Panelin moderatörlüğünü yapan Başkent Üniversitesi İletişim Fakültesi öğretim görevlisi Mutlu Binark; panelde hangi konuların ele alınacağını özetledikten sonra nefret suçu ile nefret söylemine dair genel bilgiler vererek oturumu açtı.
Farklı alanlardan akademisyenlerle birlikte gerçekleştirdikleri çalışmalar sonucu "2010'da Facebook'ta Nefret Söylemi" adlı bir rapor hazırladıklarını ifade eden Binark; konuşmacılar arasında STK mensuplarının da bulunduğunu ve STK'ların nefret söylemiyle mücadelede çok önemli bir rol üstlendiklerini vurguladı.
Binark'ın sunumunda genel olarak nefretin ne olduğu, söylemle dil ve iktidar pratiği yoluyla birleştiği, nefret suçuyla nefret söylemi arasındaki farklar, Türkiye için; politik, yabancılara ve göçmenlere yönelik, cinsel kimlik üzerinden, kadınlara yönelik, inanç ve mezhep temelli olmak üzere beş çeşit nefret söylemi olduğu gibi giriş bilgilerinin yanı sıra yeni medyanın nefret söylemi üzerindeki etkileri ele alındı.
Binark'a göre nefret söyleminin internet siteleri, e-postalar, oyunlar vb ile yayılmasını kolaylaştıran yeni medya; nefret söylemini sıradanlaştırıyor, doğallaştırıyor ve artık rahatsız olmaz hale geliyoruz. Söylemler çoğu zaman yaratıcı da olabildiğinden sanki bir popüler kültür ürünüymüş gibi yayılıyor.
Binark'ın ardından Tuğrul Çomu mikrofonu alarak Eser Aygül'le birlikte yaptıkları Facebook ve Youtube çalışmasının sonuçlarından kesitler ve çıkarımlar sundu.
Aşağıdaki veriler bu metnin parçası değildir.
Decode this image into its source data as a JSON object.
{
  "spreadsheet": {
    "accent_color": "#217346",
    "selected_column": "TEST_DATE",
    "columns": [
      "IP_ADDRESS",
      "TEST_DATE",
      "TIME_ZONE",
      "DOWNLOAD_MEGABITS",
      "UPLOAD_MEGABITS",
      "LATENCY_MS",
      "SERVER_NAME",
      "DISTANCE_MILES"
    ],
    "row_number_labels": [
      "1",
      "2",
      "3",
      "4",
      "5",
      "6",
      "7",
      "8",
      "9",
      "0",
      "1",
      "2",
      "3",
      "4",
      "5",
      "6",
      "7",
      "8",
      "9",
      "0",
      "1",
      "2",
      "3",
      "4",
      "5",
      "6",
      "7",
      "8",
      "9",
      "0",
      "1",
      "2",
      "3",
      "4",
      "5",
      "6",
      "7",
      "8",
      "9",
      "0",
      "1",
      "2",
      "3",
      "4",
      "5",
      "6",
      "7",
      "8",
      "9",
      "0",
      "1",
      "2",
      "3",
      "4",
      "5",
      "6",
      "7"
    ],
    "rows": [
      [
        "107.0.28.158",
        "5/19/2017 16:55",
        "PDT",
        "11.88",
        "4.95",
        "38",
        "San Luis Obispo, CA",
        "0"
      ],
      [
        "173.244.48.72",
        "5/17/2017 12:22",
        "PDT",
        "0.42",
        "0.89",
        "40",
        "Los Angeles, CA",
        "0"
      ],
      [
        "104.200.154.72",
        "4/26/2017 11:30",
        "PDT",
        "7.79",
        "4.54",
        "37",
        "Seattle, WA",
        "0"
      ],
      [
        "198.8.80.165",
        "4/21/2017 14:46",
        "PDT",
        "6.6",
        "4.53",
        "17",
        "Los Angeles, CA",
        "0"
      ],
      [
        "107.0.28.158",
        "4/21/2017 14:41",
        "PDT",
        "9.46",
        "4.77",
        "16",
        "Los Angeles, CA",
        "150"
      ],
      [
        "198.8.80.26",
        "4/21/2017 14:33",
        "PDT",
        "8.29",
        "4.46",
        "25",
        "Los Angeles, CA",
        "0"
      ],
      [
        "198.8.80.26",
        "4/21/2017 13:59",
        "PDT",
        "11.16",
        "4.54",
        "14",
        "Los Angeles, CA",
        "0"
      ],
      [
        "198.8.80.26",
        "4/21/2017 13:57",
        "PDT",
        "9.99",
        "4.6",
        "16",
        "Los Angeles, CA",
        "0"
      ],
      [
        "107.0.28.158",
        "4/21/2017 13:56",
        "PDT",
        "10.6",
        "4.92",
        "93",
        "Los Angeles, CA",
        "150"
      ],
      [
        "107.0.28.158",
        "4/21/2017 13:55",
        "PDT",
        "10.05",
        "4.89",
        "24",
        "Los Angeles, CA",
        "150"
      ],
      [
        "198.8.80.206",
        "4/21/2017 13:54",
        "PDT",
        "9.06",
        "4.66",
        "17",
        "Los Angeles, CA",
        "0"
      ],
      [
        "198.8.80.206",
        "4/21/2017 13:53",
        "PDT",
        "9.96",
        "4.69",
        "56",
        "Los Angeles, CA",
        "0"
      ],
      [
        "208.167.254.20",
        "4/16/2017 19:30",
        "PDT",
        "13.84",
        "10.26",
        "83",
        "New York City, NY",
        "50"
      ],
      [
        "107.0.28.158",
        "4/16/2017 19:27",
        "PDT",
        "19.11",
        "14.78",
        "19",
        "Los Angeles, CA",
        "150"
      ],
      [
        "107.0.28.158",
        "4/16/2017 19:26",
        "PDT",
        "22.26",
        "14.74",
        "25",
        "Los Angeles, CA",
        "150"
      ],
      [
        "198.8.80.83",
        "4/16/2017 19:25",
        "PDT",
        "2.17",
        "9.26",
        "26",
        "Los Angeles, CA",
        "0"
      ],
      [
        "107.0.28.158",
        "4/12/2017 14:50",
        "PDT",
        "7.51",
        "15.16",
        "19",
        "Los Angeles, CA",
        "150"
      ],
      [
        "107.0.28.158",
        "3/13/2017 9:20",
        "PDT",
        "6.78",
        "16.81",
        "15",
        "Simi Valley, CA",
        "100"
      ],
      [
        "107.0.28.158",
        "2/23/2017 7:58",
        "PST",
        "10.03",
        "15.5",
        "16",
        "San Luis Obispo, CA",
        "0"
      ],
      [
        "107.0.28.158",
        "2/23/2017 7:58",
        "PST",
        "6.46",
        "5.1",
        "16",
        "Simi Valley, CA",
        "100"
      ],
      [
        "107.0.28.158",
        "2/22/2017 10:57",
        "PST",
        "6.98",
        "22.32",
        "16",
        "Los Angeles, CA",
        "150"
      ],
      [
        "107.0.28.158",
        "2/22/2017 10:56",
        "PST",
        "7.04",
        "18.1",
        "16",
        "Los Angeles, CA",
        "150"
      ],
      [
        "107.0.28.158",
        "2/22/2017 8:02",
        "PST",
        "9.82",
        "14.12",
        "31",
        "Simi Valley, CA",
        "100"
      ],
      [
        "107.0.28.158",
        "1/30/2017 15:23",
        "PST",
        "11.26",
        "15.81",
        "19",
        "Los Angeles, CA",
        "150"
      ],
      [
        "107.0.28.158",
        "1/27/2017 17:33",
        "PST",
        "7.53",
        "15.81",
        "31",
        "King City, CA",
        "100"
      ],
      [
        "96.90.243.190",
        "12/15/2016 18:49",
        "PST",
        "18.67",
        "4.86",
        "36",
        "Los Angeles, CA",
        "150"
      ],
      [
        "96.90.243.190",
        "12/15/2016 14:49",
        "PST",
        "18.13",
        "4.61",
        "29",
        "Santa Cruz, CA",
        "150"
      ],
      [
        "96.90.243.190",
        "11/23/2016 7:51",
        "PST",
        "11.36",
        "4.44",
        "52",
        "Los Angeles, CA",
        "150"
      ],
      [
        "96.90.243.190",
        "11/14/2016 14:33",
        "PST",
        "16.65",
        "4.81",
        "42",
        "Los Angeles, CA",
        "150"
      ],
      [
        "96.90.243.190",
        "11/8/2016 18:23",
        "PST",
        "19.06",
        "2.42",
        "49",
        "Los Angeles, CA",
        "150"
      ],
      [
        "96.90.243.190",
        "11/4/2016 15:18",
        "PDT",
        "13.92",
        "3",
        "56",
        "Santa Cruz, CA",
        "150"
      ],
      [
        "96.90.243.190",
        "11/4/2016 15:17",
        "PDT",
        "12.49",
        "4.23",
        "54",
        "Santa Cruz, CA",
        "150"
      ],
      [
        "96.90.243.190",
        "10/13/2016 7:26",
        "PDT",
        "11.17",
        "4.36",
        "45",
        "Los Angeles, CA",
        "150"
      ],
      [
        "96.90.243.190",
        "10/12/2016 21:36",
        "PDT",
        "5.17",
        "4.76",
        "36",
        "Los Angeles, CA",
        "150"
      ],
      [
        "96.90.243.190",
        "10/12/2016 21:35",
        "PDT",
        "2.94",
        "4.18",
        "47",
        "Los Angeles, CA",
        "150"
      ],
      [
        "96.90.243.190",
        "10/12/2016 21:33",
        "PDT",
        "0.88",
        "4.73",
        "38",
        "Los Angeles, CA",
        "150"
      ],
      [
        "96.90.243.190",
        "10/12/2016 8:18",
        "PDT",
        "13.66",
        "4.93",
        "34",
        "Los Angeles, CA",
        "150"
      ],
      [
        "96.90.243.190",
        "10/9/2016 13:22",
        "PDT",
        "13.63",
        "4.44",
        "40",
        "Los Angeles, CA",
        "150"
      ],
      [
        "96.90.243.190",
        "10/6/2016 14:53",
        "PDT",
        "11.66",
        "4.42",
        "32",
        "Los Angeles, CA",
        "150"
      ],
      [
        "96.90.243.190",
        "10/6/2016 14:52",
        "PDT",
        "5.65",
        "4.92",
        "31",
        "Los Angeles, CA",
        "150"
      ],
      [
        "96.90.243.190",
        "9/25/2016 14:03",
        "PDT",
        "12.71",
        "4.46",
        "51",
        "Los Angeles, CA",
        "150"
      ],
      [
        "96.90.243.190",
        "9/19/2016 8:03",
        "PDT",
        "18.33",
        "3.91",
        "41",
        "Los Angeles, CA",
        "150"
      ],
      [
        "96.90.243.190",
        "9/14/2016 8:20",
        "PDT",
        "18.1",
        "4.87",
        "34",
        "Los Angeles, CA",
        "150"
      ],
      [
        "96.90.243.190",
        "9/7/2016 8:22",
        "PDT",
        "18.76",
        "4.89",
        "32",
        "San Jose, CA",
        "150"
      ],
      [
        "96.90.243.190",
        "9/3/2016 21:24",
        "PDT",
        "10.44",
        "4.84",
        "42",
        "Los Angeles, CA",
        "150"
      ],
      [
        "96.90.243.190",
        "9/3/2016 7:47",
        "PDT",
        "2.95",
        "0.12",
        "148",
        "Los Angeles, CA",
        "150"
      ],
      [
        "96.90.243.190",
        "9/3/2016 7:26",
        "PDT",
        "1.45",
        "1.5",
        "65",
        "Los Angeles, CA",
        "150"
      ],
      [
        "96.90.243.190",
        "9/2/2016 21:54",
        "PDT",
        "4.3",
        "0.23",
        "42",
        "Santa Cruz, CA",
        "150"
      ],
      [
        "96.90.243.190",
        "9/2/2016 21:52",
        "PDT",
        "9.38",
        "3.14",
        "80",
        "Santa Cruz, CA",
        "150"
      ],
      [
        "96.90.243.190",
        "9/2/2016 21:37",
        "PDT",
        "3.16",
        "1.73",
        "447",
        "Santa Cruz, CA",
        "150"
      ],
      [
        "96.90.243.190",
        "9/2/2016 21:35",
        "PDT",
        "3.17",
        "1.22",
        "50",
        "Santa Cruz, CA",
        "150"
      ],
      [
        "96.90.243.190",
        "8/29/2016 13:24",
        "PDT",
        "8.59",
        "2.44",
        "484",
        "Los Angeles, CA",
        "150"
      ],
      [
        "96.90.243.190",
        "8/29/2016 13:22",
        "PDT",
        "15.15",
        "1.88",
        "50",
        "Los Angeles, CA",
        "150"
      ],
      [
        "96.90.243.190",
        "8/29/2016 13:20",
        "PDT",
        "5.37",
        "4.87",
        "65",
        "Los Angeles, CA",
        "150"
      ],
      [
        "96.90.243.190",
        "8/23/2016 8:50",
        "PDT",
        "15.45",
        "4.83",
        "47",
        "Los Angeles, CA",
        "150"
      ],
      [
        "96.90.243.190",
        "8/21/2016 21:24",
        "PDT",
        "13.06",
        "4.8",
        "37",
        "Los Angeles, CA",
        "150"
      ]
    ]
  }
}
Çomu; blog, sözlük, sosyal paylaşım siteleri, toplumsal paylaşım siteleri, video ve müzik paylaşım siteleri ile bireylere içerik oluşturma, oluşturduğu içeriği paylaşma ve bunlarla ilgili geri dönüş alma imkanı sağlayan ve kullanıcı türevli içerik adı verilen web 2.0'ın hem olumlu hem de olumsuz amaçlara hizmet ettiğini vurguladı.
Bununla ilgili bir takım örnekler sunan Çomu; ilk olarak 2007'de Türk ve Yunan vatandaşlarının Atatürk ve eşcinsellik üzerine karşılıklı videolar paylaşması ve ardından Türkiye'de youtube'a erişimin engellenmesinden bahsetti, daha sonra da futboldan örnekler vererek bu alanda nefret söyleminin çokluğuna dikkat çekti.
Çomu; yeni medyanın etkilerinden bahsederken özellikle müzikli ve esprili videoların tehlikeli olduğundan bahsetti. "Eğlendirerek dile getirilen nefret söylemi içeriği de doğallaştırıyor." diyen Çomu; espriler ve dile takılan melodilerin savunmamızı kırdığını söylüyor.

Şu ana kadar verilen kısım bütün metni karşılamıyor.